Replacing Festival Embedded Scheme with Python

A very long time ago, Dr. Alan Black and colleagues put together a text-to-speech framework that allowed for both research and practical applications: The Festival Speech Synthesis System

These days, deep learning techniques are the state-of-the-art in TTS and the difference between DL and Festival are striking.

However, the computational requirements to run a text-to-speech using festival (even more with its simplified flite sister project) mean that for many people and language communities in the world, festival is the only available resource.

I looked in detail into Festival when I taught a workshop on building synthetic voices at Foulab.

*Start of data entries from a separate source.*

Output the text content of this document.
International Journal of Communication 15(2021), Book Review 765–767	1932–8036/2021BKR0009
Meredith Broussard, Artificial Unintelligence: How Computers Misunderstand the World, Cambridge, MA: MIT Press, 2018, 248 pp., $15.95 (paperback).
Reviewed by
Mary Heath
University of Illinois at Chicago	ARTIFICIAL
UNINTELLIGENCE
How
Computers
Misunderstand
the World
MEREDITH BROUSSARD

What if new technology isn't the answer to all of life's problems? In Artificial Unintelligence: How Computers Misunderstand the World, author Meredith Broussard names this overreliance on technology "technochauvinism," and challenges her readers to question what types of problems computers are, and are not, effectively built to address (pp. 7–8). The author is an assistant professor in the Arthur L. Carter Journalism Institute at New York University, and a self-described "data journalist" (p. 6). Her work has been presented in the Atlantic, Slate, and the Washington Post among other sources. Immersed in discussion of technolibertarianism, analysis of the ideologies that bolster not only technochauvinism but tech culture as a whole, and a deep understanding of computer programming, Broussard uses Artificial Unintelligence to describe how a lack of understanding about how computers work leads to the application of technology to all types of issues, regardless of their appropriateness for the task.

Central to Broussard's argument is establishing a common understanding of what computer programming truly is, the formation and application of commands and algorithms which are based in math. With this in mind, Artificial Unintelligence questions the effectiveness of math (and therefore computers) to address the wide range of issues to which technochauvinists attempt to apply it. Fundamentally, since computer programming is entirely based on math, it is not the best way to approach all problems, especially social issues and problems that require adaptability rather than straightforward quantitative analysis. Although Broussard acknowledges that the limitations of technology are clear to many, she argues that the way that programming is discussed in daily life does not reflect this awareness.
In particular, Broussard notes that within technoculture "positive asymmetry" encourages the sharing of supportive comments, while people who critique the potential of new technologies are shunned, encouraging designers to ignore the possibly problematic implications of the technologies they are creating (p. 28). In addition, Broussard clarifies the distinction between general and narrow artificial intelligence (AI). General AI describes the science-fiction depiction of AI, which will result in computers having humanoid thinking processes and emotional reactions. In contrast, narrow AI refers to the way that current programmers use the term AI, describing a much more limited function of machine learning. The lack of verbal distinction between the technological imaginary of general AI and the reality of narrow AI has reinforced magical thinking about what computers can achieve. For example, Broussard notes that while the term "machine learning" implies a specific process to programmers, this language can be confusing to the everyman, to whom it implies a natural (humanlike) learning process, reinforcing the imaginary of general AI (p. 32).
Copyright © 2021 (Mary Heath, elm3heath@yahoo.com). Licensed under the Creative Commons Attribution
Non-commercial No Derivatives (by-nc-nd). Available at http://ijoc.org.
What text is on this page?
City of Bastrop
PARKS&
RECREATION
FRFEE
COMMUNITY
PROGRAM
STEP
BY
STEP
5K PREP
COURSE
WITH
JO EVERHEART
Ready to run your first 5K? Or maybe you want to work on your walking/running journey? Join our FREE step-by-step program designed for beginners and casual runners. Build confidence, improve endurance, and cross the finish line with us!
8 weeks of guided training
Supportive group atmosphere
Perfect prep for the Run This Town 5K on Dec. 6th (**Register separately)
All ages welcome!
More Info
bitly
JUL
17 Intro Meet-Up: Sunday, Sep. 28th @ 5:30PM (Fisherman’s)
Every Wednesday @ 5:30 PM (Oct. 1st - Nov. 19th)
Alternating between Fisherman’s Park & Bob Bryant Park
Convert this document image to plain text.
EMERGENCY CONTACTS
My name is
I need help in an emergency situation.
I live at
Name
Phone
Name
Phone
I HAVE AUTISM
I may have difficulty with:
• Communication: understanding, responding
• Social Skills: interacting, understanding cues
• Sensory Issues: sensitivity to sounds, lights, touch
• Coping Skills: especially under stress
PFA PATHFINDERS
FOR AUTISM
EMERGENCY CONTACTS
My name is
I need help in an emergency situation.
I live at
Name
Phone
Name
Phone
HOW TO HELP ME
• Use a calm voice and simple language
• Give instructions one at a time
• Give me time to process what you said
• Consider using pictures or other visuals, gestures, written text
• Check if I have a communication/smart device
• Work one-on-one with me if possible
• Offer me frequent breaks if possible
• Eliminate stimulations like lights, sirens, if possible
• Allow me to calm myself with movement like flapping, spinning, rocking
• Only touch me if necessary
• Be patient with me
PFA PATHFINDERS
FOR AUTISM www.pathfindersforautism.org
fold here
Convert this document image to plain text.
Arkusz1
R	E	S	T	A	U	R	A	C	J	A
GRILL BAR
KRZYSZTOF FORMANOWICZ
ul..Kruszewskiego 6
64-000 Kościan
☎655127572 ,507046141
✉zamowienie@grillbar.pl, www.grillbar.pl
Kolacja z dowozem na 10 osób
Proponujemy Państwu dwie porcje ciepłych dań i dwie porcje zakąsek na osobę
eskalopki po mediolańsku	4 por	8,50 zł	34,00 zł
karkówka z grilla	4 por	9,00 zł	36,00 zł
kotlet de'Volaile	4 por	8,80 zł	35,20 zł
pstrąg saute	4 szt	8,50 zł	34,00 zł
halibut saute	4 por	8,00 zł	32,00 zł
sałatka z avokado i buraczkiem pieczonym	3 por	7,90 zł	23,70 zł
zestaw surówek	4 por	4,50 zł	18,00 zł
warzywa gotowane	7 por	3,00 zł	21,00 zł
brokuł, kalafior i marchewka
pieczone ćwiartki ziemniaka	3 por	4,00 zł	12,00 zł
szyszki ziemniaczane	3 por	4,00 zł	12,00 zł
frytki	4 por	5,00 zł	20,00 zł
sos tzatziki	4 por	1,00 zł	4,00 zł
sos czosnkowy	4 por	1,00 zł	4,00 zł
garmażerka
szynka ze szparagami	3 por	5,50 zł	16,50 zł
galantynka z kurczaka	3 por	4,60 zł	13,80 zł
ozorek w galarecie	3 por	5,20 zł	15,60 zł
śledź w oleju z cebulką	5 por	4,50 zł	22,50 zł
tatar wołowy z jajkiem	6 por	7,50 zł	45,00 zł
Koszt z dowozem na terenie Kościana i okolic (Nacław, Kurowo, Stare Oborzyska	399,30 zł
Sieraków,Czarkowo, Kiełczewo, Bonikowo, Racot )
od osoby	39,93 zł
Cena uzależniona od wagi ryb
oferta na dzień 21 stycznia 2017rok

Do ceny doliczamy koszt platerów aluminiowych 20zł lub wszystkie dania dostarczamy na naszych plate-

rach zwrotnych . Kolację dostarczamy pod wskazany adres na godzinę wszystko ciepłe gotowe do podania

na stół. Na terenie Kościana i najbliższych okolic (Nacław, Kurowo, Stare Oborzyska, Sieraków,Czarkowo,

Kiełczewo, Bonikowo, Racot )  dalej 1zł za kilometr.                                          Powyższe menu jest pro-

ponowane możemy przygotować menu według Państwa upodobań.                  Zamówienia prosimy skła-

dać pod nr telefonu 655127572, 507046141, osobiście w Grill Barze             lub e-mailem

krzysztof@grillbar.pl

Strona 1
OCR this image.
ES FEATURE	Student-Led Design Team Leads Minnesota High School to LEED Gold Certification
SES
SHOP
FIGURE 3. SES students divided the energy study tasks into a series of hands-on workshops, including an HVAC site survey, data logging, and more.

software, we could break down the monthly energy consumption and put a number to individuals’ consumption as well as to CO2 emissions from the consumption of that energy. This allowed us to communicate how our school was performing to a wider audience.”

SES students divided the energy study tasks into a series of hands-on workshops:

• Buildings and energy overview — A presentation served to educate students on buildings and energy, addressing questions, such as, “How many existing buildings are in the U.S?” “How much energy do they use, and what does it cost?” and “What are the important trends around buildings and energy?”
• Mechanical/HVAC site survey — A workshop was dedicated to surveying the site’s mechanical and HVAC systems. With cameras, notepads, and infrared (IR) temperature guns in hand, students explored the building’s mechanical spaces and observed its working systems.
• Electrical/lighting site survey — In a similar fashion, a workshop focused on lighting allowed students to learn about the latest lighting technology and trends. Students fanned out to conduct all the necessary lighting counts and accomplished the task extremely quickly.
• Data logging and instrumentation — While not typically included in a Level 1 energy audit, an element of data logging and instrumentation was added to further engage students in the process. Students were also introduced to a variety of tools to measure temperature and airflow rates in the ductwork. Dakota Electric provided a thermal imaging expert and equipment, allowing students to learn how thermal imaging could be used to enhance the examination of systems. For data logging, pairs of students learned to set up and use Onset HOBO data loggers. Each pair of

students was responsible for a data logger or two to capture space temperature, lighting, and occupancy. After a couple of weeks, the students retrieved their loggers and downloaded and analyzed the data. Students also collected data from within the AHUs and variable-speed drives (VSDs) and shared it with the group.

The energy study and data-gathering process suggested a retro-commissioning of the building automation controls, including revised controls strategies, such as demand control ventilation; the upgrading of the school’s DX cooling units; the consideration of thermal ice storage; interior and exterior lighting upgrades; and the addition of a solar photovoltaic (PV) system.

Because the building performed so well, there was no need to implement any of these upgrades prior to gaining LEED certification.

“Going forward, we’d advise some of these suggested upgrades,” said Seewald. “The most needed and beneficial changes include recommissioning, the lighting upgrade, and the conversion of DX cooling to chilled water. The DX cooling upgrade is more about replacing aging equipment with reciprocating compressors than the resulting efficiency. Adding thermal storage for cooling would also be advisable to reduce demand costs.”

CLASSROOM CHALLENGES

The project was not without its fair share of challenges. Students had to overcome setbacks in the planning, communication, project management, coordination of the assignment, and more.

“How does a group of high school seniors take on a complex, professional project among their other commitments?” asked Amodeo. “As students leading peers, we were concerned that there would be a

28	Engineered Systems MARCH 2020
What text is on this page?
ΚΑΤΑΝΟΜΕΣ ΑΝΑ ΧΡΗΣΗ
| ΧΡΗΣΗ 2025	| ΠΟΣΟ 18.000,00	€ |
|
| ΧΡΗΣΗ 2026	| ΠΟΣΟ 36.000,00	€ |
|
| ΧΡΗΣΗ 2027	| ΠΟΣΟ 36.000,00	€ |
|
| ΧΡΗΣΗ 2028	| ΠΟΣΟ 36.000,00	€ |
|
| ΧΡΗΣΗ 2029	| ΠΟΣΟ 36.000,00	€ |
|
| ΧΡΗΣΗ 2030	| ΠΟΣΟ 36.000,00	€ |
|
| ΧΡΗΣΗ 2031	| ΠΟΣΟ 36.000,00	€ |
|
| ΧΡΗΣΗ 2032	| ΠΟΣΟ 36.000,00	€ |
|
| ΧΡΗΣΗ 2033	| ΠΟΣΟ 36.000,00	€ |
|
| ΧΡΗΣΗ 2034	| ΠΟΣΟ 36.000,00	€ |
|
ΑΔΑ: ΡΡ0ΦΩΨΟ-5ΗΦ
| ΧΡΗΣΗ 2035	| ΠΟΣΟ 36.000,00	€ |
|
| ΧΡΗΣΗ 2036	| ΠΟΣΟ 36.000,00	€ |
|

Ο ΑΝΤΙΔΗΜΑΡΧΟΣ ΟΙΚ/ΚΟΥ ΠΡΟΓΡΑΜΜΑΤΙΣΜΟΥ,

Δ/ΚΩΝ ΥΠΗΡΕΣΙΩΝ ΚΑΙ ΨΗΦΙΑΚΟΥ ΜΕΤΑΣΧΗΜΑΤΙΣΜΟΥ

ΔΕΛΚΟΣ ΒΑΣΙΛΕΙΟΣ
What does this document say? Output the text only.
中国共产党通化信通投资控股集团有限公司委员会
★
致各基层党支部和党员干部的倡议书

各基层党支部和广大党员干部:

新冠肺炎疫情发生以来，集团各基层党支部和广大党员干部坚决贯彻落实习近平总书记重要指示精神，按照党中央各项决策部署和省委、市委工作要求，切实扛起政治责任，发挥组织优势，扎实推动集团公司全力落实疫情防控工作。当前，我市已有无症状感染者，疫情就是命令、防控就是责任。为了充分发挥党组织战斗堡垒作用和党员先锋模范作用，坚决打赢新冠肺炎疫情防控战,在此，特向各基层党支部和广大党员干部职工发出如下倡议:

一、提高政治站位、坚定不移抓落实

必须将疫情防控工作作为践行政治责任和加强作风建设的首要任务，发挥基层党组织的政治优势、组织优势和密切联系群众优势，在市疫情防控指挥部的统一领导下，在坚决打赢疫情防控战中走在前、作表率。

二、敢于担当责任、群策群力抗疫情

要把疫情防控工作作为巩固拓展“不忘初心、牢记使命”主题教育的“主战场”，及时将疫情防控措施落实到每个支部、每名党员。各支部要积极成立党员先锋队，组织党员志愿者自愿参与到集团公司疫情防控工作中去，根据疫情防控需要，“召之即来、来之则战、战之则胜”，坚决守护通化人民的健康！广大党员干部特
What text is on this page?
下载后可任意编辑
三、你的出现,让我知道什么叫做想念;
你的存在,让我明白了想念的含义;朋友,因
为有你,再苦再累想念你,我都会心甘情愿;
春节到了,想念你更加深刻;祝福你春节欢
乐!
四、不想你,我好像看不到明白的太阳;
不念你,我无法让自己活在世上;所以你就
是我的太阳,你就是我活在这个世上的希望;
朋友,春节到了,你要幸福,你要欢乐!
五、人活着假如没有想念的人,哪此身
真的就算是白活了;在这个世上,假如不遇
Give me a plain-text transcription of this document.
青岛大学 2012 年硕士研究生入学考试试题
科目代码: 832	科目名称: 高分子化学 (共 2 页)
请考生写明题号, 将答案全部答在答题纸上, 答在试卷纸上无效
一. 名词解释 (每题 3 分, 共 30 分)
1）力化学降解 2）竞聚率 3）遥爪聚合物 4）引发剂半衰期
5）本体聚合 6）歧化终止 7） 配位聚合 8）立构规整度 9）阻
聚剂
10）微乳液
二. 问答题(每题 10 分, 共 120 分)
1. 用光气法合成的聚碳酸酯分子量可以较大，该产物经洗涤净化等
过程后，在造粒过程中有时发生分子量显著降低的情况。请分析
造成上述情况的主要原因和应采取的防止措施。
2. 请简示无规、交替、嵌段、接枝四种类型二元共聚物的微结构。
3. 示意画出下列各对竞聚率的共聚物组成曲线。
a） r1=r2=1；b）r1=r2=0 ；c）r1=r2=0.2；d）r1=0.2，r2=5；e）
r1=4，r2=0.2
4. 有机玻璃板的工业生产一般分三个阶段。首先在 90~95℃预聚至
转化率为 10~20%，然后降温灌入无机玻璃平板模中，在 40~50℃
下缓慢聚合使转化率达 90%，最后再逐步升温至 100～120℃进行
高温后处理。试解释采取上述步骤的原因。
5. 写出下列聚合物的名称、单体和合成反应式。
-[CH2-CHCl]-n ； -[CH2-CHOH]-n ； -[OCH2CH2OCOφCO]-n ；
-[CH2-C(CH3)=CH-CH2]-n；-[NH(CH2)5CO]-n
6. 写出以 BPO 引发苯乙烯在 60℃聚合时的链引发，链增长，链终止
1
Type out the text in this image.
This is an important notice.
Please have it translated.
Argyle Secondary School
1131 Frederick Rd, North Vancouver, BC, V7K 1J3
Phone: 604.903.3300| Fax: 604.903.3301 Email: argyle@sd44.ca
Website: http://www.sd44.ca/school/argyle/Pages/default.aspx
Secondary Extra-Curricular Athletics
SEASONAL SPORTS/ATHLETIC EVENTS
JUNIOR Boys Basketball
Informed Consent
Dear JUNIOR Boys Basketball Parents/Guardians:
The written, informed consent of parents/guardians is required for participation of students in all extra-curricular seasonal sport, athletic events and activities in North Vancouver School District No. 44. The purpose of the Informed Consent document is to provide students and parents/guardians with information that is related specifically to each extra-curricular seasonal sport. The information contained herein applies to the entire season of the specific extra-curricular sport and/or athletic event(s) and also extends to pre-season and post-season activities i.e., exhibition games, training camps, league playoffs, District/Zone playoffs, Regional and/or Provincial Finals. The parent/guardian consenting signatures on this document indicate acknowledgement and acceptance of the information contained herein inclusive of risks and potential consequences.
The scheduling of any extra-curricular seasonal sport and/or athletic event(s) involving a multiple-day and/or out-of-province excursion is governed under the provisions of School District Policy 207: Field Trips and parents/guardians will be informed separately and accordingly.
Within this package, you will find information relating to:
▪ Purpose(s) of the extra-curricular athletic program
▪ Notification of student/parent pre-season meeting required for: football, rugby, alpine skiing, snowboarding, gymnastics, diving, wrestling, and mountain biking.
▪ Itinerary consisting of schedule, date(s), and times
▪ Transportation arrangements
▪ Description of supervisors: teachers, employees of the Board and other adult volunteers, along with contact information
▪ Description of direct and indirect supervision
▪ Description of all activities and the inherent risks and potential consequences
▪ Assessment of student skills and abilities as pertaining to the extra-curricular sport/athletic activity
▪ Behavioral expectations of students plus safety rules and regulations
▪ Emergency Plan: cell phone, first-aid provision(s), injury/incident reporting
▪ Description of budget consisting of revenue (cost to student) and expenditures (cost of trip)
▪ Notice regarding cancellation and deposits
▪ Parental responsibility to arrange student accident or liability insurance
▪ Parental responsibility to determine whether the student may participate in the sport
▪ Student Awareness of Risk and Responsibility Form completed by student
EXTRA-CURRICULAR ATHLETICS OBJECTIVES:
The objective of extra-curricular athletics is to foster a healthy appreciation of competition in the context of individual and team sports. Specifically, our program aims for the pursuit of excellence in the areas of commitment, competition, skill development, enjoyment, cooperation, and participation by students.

The system includes a full NLP pipeline (part-of-speech tagging, date and time expressions recognition, etc), a full classifier/regressor implementation using a type of decision trees (CART trees), with high level scripting available to its users through an embedded scheme interpreter.

As it stands Festival is a great tool for both teaching and implementing TTS for languages with a small number of speakers but the use of scheme is currently a big barrier for adoption. Using scheme was a great decision at the time as it was accessible to NLP researchers and many universities were teaching it in into programming courses. These days, we will use python instead.

After having used the festival system for building new voices, it seems to me the scheme scripts can be automatically transformed into python equivalent. And changing the embedded scheme into python might be as straightforward as changing festival into a python library that can be loaded. Such changes can help festival expand its appeal for the next decades.